NanoMTEB-Spanish
Overview
NanoMTEB-Spanish is a compact Spanish and Spanish-English retrieval group. It covers complex entity-answer QA, Spanish Wikipedia passage retrieval, Spanish consumer-health passage and document retrieval, and product question answering in Spanish-English, English-Spanish, and Spanish-Spanish directions. The group is useful because the target is not always a Spanish paragraph with obvious word overlap: some positives are short entity answers, health passages, or compact product snippets.
The group contains 1,334 queries, 25,262 task-local documents, and 4,806 positive qrel rows. It is multi-positive overall, with MIRACL, Spanish Passage Retrieval, and xPQA contributing multiple relevant documents or snippets per query. This makes the group a good diagnostic for Spanish retrieval systems that need to combine semantic answerability, domain evidence, and cross-lingual product matching.
What This Group Measures
The group measures several Spanish retrieval relations. mintaka_es maps Spanish complex questions to short answer strings or entity names. miracl_es retrieves Spanish Wikipedia passages for information needs. spanish_passage_s2_p retrieves full Spanish health web pages, while spanish_passage_s2_s retrieves shorter answer passages for the same consumer-health setting. The three xPQA tasks retrieve product answer snippets across Spanish-English and monolingual Spanish directions.
This mixture separates lexical Spanish passage retrieval from semantic and cross-lingual retrieval. A model can do well on MIRACL or health pages because query terms overlap with passages, but still fail on product QA where snippets are short and may be in another language. Conversely, a cross-lingual dense model can be strong on xPQA while still needing exact medical terms and entities for health retrieval.
Task Families
- Complex entity-answer retrieval:
mintaka_esretrieves short canonical answers for Spanish complex questions. - Wikipedia retrieval:
miracl_esretrieves Spanish Wikipedia passages. - Consumer-health retrieval:
spanish_passage_s2_pretrieves full pages, andspanish_passage_s2_sretrieves answer passages. - Product QA retrieval:
xpqa_eng_spa,xpqa_spa_eng, andxpqa_spa_sparetrieve compact product answer snippets across Spanish and English.
Dataset Shape
The group has seven task pages. mintaka_es is single-positive, while the other six tasks have multiple positives per query on average. The Spanish Passage Retrieval tasks have the densest relevance sets, with about 5.96 and 7.35 positives per query. miracl_es averages 4.67 positives per query, and the xPQA tasks average about 2.3 to 2.5 positives per query.
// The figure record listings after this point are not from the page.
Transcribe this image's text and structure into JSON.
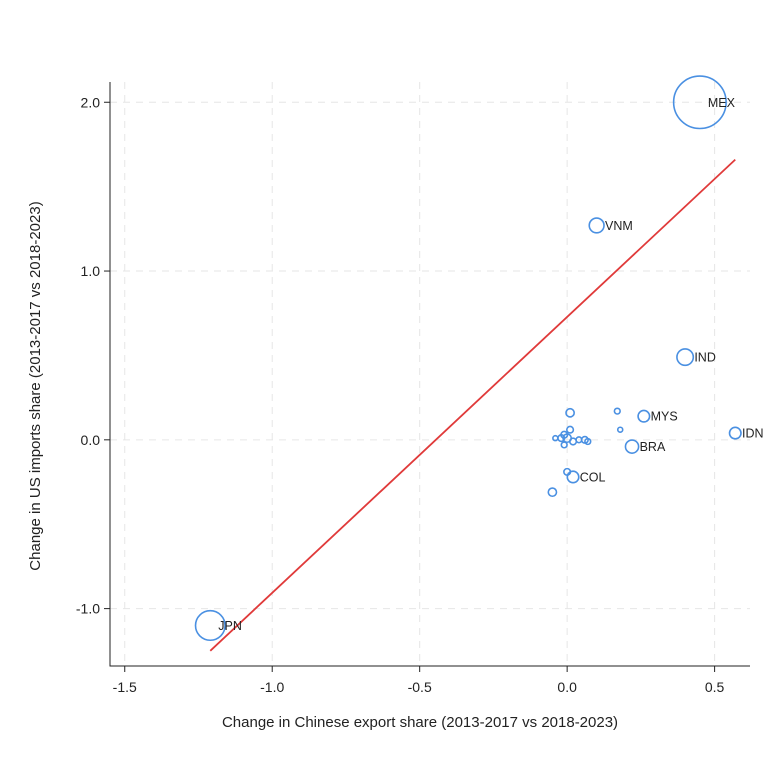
{
  "chart_data": {
    "type": "scatter",
    "title": "",
    "xlabel": "Change in Chinese export share (2013-2017 vs 2018-2023)",
    "ylabel": "Change in US imports share (2013-2017 vs 2018-2023)",
    "xlim": [
      -1.55,
      0.62
    ],
    "ylim": [
      -1.34,
      2.12
    ],
    "x_ticks": [
      -1.5,
      -1.0,
      -0.5,
      0.0,
      0.5
    ],
    "x_tick_labels": [
      "-1.5",
      "-1.0",
      "-0.5",
      "0.0",
      "0.5"
    ],
    "y_ticks": [
      -1.0,
      0.0,
      1.0,
      2.0
    ],
    "y_tick_labels": [
      "-1.0",
      "0.0",
      "1.0",
      "2.0"
    ],
    "grid": true,
    "marker_color": "#4a90e2",
    "fit_line_color": "#e03a3a",
    "fit_line": {
      "x": [
        -1.21,
        0.57
      ],
      "y": [
        -1.25,
        1.66
      ]
    },
    "points": [
      {
        "label": "MEX",
        "x": 0.45,
        "y": 2.0,
        "size": 32
      },
      {
        "label": "VNM",
        "x": 0.1,
        "y": 1.27,
        "size": 9
      },
      {
        "label": "IND",
        "x": 0.4,
        "y": 0.49,
        "size": 10
      },
      {
        "label": "MYS",
        "x": 0.26,
        "y": 0.14,
        "size": 7
      },
      {
        "label": "IDN",
        "x": 0.57,
        "y": 0.04,
        "size": 7
      },
      {
        "label": "BRA",
        "x": 0.22,
        "y": -0.04,
        "size": 8
      },
      {
        "label": "COL",
        "x": 0.02,
        "y": -0.22,
        "size": 7
      },
      {
        "label": "JPN",
        "x": -1.21,
        "y": -1.1,
        "size": 18
      },
      {
        "label": "",
        "x": 0.01,
        "y": 0.16,
        "size": 5
      },
      {
        "label": "",
        "x": 0.17,
        "y": 0.17,
        "size": 3.5
      },
      {
        "label": "",
        "x": 0.18,
        "y": 0.06,
        "size": 3
      },
      {
        "label": "",
        "x": 0.01,
        "y": 0.06,
        "size": 4
      },
      {
        "label": "",
        "x": -0.01,
        "y": 0.03,
        "size": 4
      },
      {
        "label": "",
        "x": 0.0,
        "y": 0.01,
        "size": 5
      },
      {
        "label": "",
        "x": -0.02,
        "y": 0.01,
        "size": 4
      },
      {
        "label": "",
        "x": -0.04,
        "y": 0.01,
        "size": 3
      },
      {
        "label": "",
        "x": 0.02,
        "y": -0.01,
        "size": 4
      },
      {
        "label": "",
        "x": 0.04,
        "y": 0.0,
        "size": 3.5
      },
      {
        "label": "",
        "x": 0.06,
        "y": 0.0,
        "size": 4
      },
      {
        "label": "",
        "x": 0.07,
        "y": -0.01,
        "size": 3.5
      },
      {
        "label": "",
        "x": -0.01,
        "y": -0.03,
        "size": 3.5
      },
      {
        "label": "",
        "x": 0.0,
        "y": -0.19,
        "size": 4
      },
      {
        "label": "",
        "x": -0.05,
        "y": -0.31,
        "size": 5
      }
    ]
  }
}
Document length varies sharply. Mintaka positives are very short answer strings. xPQA snippets are compact product answers. MIRACL uses mid-length Wikipedia passages. The health s2_p split uses long full web pages, while s2_s uses shorter answer passages. The group therefore tests how retrieval systems behave when the target unit changes from entity string to snippet to passage to full page.
Retrieval Behavior
BM25 Profile
BM25 is best only for mintaka_es, where the relevant answer strings often contain names, titles, or entities that can be matched directly when present in the query. BM25 is also reasonably strong on Spanish health retrieval and MIRACL because Spanish queries often share medical terms, entities, or topical words with the relevant pages and passages. spanish_passage_s2_p is a case where BM25 beats dense, reaching 0.5129 nDCG@10.
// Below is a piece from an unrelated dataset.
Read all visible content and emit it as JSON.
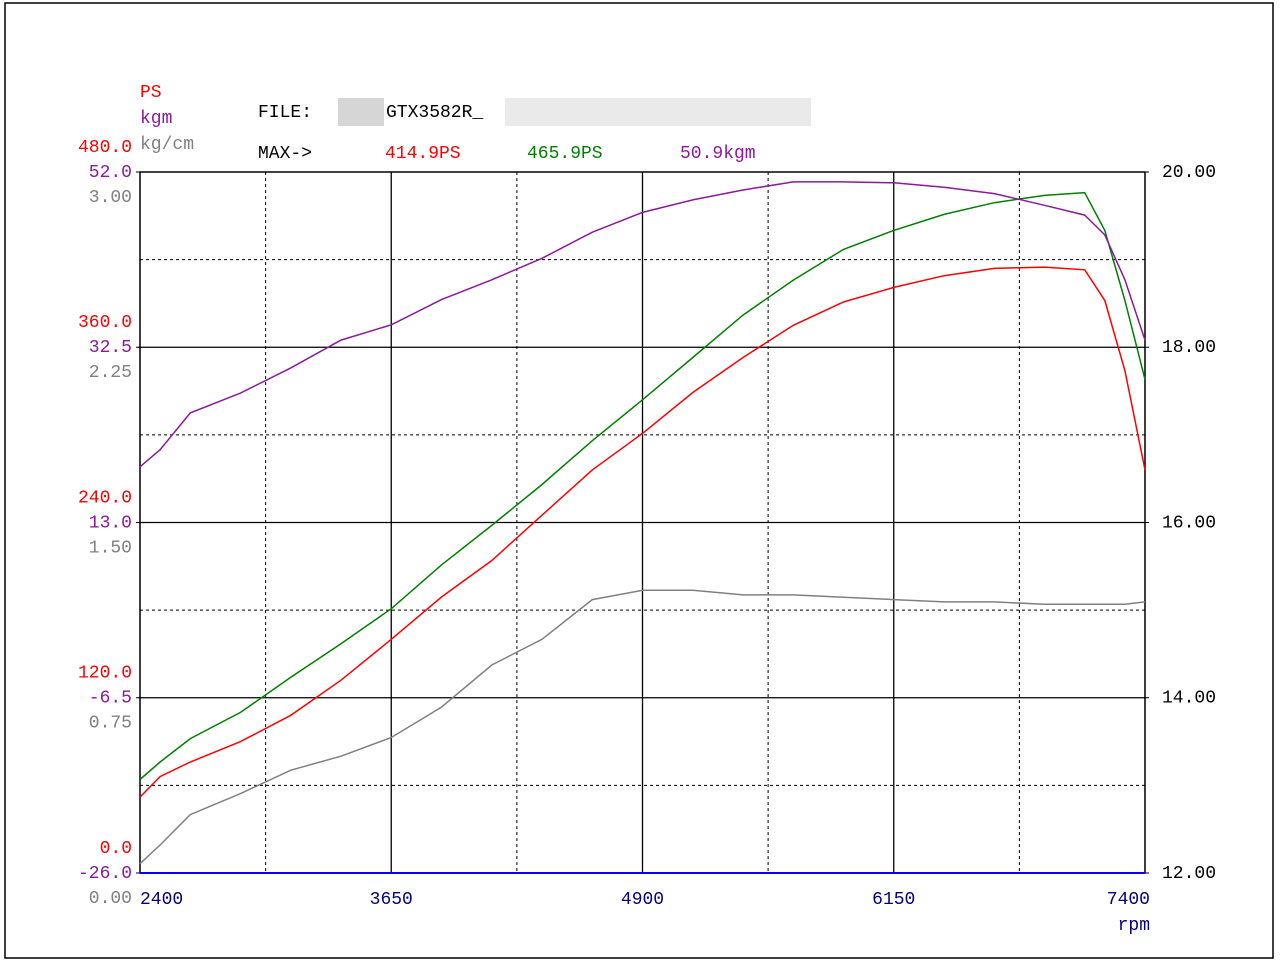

BM25 struggles on cross-lingual product QA. xpqa_eng_spa and xpqa_spa_eng score 0.0986 and 0.1227 nDCG@10, because the question and answer snippets may be in different languages and are too short for sparse overlap to recover many relevant items. At group level, BM25 reaches 0.3599 query-weighted nDCG@10, which is useful but clearly below dense retrieval.
Dense Profile
Dense retrieval with harrier-oss-270m is the strongest query-weighted profile for the group at 0.5100 nDCG@10. It is best for mintaka_es, miracl_es, spanish_passage_s2_s, xpqa_eng_spa, xpqa_spa_eng, and xpqa_spa_spa. The cross-lingual product QA gains are especially large: xpqa_spa_eng rises from 0.1227 BM25 nDCG@10 to 0.4872 dense nDCG@10, and xpqa_eng_spa rises from 0.0986 to 0.3104.
Dense retrieval is also strong for answer passage retrieval and MIRACL, where it can connect Spanish questions to semantically relevant passages even when surface wording differs. Its one clear weakness is spanish_passage_s2_p, where full health pages and medical lexical anchors favor hybrid or BM25 more than dense alone.
Reranking Hybrid Profile
The reranking hybrid profile is best for spanish_passage_s2_p, reaching 0.6220 nDCG@10 and the highest recall@100 for that task. This is the expected pattern for full-page health retrieval: sparse evidence finds medical terms and entities, while dense evidence helps with question intent and related concepts. Hybrid is also close to dense on spanish_passage_s2_s, miracl_es, and xpqa_spa_spa.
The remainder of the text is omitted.